Raun: Also eines dieser klassischen Bilder – Gott als allmächtiger Herrscher, der irgendwo über allem thront … Hat sich dieses Bild für Sie vor allem über die Kirche vermittelt?

Heine: Ja. Ich habe Gott vor allem über Kirchenhäuser kennengelernt. Aber die Kirche habe ich nie als offen erlebt. Sie war für mich ein Korsett: strenge Regeln, eine Liturgie ohne Freude, Kinder, die stillsitzen mussten. Als Organistin habe ich die Texte mitgesungen – und fand sie befremdlich. Ehrfurcht, Huldigung, Schuld.  Schon der Begriff Ehrfurcht, man ehrt etwas so sehr, dass man es fürchtet.  

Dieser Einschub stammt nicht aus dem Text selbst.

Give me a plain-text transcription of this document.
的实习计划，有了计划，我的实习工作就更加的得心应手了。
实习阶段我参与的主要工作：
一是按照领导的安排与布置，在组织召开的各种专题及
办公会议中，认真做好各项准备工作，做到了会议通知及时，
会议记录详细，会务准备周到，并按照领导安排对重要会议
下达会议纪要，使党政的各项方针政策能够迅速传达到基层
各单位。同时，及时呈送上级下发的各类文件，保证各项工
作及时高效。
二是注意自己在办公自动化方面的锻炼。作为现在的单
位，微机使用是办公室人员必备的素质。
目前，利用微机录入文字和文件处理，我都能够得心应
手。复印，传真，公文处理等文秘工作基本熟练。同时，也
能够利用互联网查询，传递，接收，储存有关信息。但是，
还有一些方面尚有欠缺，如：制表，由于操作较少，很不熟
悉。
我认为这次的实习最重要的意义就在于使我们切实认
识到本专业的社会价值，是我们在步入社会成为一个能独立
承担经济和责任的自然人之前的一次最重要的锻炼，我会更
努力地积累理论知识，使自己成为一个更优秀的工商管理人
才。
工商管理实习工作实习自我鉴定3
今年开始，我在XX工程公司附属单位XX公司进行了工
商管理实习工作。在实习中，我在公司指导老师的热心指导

Raun: Gottesbilder wandeln sich, sind vielfältig. Es gibt nicht nur das Bild vom Allmächtigen, der alles lenkt. Luther sagte „Woran dein Herz hängt, das ist dein Gott.“ Woran hängt Ihr Herz?

Heine: An Kunst, an Begegnungen, an Musik, an Menschen. Aber warum sollte man das „Gott“ nennen? Ich habe keine Notwendigkeit für das Wort „Gott“. Ich bin naturwissenschaftlich geprägt. Ich sehe Intelligenz im Leben, in den Lebewesen, in ihrer Vielfalt. Das ist für mich genug – ohne ein göttliches Wesen. 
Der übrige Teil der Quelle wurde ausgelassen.